Offer Acceptance in the Freight Industry

Radu Manea, Benson Duong, Keagan Benson, and Nima Yazdani

Introduction

Flock Freight (FF) deals with different carriers and shipments, acting as a marketplace for freight carriers to place bids on shipping orders needed to be fulfilled, which is otherwise known as a freight broker

A Company X needs to ship an Order to a given place by a given time, but lack their own delivery vehicles.
Carriers are entities that offer delivery services.
FF is the intermediary between 1 and 2 above: One-by-one, FF processes an incoming stream of N offers from different carriers to deliver the order.
- Only one offer will have the cheapest delivery rate rate ^t
- FF cannot accidentally reject this offer (there's no going back when FF rejects an offer!)

Data Description

The full dataset includes 2 tables which contain: A) the orders, and descriptive information about it (Order Time, Pickup Deadline, accommodating conditions for its mode of delivery such as transport mode, refrigeration, and hazardness, etc); B) The offers by carriers to deliver said orders - this would be a many-to-one relationship, with the reference number column (assuming it’s a singleton list) being the foreign key. The offers table includes mostly information such as the rate of the offer, whether it is pooled or not, whether it was selected, and whether it was uncovered.
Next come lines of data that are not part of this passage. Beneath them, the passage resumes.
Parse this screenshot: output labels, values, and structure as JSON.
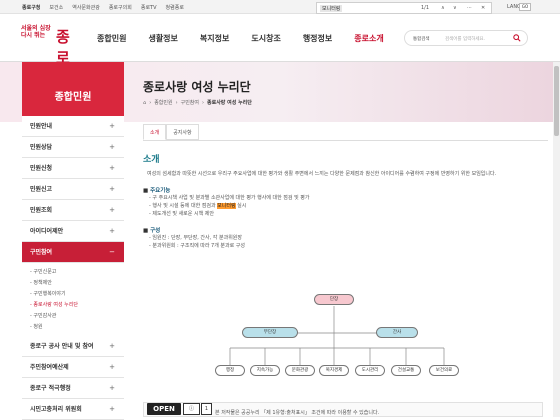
{
  "topbar": {
    "links": [
      "종로구청",
      "보건소",
      "역사문화관광",
      "종로구의회",
      "종로TV",
      "청렴종로"
    ],
    "find_query": "모니터링",
    "find_count": "1/1",
    "lang": "LANG",
    "go": "GO"
  },
  "header": {
    "logo_small": "서울의 심장 다시 뛰는",
    "logo_big": "종로",
    "nav": [
      "종합민원",
      "생활정보",
      "복지정보",
      "도시창조",
      "행정정보",
      "종로소개"
    ],
    "search_scope": "통합검색",
    "search_placeholder": "검색어를 입력하세요."
  },
  "sidebar": {
    "title": "종합민원",
    "items": [
      {
        "label": "민원안내",
        "mark": "+"
      },
      {
        "label": "민원상담",
        "mark": "+"
      },
      {
        "label": "민원신청",
        "mark": "+"
      },
      {
        "label": "민원신고",
        "mark": "+"
      },
      {
        "label": "민원조회",
        "mark": "+"
      },
      {
        "label": "아이디어제안",
        "mark": "+"
      }
    ],
    "open_item": {
      "label": "구민참여",
      "mark": "−"
    },
    "subs": [
      "구민신문고",
      "정책제안",
      "구민행복이야기",
      "종로사랑 여성 누리단",
      "구민감사관",
      "청원"
    ],
    "after_items": [
      {
        "label": "종로구 공사 안내 및 참여",
        "mark": "+"
      },
      {
        "label": "주민참여예산제",
        "mark": "+"
      },
      {
        "label": "종로구 적극행정",
        "mark": "+"
      },
      {
        "label": "시민고충처리 위원회",
        "mark": "+"
      }
    ]
  },
  "page": {
    "title": "종로사랑 여성 누리단",
    "breadcrumb": [
      "종합민원",
      "구민참여",
      "종로사랑 여성 누리단"
    ]
  },
  "tabs": [
    "소개",
    "공지사항"
  ],
  "content": {
    "heading": "소개",
    "intro": "여성의 섬세함과 따뜻한 시선으로 우리구 주요사업에 대한 평가와 생활 주변에서 느끼는 다양한 문제점과 참신한 아이디어를 수렴하여 구정에 반영하기 위한 모임입니다.",
    "s1_title": "주요기능",
    "s1_items": [
      "구 주요시책 사업 및 분과별 소관사업에 대한 평가 행사에 대한 점검 및 평가",
      "행사 및 시설 등에 대한 점검과",
      "제도개선 및 새로운 시책 제안"
    ],
    "s1_hl": "모니터링",
    "s1_tail": "실시",
    "s2_title": "구성",
    "s2_items": [
      "임원진 : 단장, 부단장, 간사, 각 분과위원장",
      "분과위원회 : 구조직에 따라 7개 분과로 구성"
    ]
  },
  "org": {
    "top": "단장",
    "mid": [
      "부단장",
      "간사"
    ],
    "bottom": [
      "행정",
      "지속가능",
      "문화관광",
      "복지경제",
      "도시관리",
      "건설교통",
      "보건의료"
    ]
  },
  "footer": {
    "open": "OPEN",
    "text": "본 저작물은 공공누리 「제 1유형:출처표시」 조건에 따라 이용할 수 있습니다."
  }
}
We also created a supplemental dataset that maps 3 digit zip code identifiers to latitude and longitude coordinates.

Flock Freight and The Offer Acceptance Problem

Our Model Approach

The model will comprise of 3 sub-models that together are used in a classification model that decides on whether an offer is acceptable or not, for a given order.

Number of Offers Prediction Model

The model takes in given order and estimates the number of offers that the order will receive.
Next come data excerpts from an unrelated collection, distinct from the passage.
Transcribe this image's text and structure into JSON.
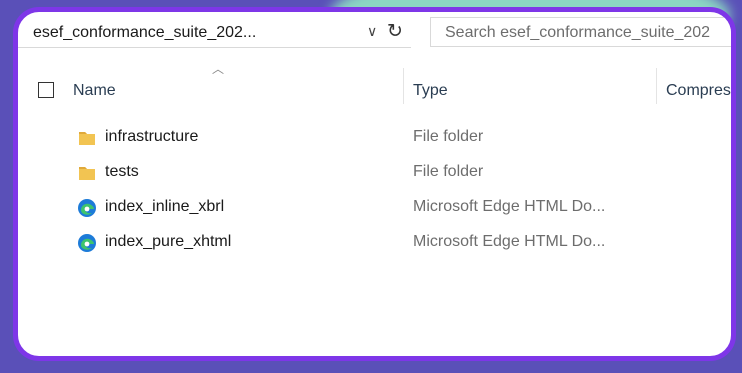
{
  "addressbar": {
    "path": "esef_conformance_suite_202..."
  },
  "search": {
    "placeholder": "Search esef_conformance_suite_202"
  },
  "columns": {
    "name": "Name",
    "type": "Type",
    "compressed": "Compres"
  },
  "files": [
    {
      "name": "infrastructure",
      "type": "File folder",
      "icon": "folder-icon"
    },
    {
      "name": "tests",
      "type": "File folder",
      "icon": "folder-icon"
    },
    {
      "name": "index_inline_xbrl",
      "type": "Microsoft Edge HTML Do...",
      "icon": "edge-icon"
    },
    {
      "name": "index_pure_xhtml",
      "type": "Microsoft Edge HTML Do...",
      "icon": "edge-icon"
    }
  ],
  "colors": {
    "frame_border": "#7e36e8",
    "background": "#5a50b8",
    "folder": "#f2c452"
  }
}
Method: Use order characteristics such as estimated cost, pickup and dropoff location, distance apart, size of load and truck requirements to predict the number of offers that order will receieve.

Problem: A noteable number of offers are accepted very early into the lead time. This results in the number of offers not reflecting the true amount of offers Flock would recieve if they waited till the order experied.

Solution: Weight the samples by precent into lead time when the offer was accepted. This allowed samples that were accepted further into the lead time to matter more when training the model.

Result: Acheived a mean absolute error of 2.68. This was 10.2% better than our baseline model and 6.5% better than our non-sample weighted model.

Rate Average Prediction Model

A model that takes in given order data and estimates the average of the rates of the offers that the order will receive

Method: Linear Regression

Results: Correlation of 85% between Predicted and Actual

These are the most influential features of the avg model, either strongest in positive or negative correlation or otherwise determined by the model. Categorical features follow the format "FEATURE=CLASS", so "DEST_GROUP=4" would mean order with a destination zipcode closest to region 4 (see the regions cluster map in findings to see what group numbers correspond to which regions).

Rate Standard Deviation Prediction Model

A model that takes in given order data and estimates the standard deviation of the rates of the offers that the order will receive

Method: Ordinalize as a binary classification ("low" StDev is 0, "high" is the median StDev), and applied Random Forest Classification for 2 classes

Results: ROC AUC Score of 65-68%

These are the most influential features of the st dev submodel, and in terms of a line drawn between the destination and origin, the average of population density, logged land area (see LOG(ALAND)), population, and logged temperature and precipitation of the encountered counties during the months of the order, and the (logged) amount of operating zipcode carriers encountered along the way (LOG(OPER_COUNT)), and information about proximity of the order's origin zipcode to regions (again, refer to the regions cluster map at the bottom)

Pooling Classification Model

An optional model that takes in given order data and classifies on whether or not the order will receive (at any point) an offer in which it needs to be pooled. This pooling model is optional in that if its predictions are used as an extra feature for the standard deviation model, then it's been observed that the standard deviation model's accuracy will boost from 67% to 70%

Method: Logistic Regression; if for a given order, it receives offers where more than half of is pooled, it is classified as Yes

Results: ROC AUC Score of 80%

Findings and Results

Conclusion

Our resulting offer acceptance model consists of a classifer which determines whether an offer is a good offer.
We classified good offers as offers which flock freight accepted and the offers which had the lowest cost of their order.
The features the logistic regression model was trained on were the offer rate and the outputs of the submodels; the estimated number of offers, the estimated cost and the estimated standard deviation.
Our final model was able to select offers with an average price 4.44% lower than what Flock Freight had selected.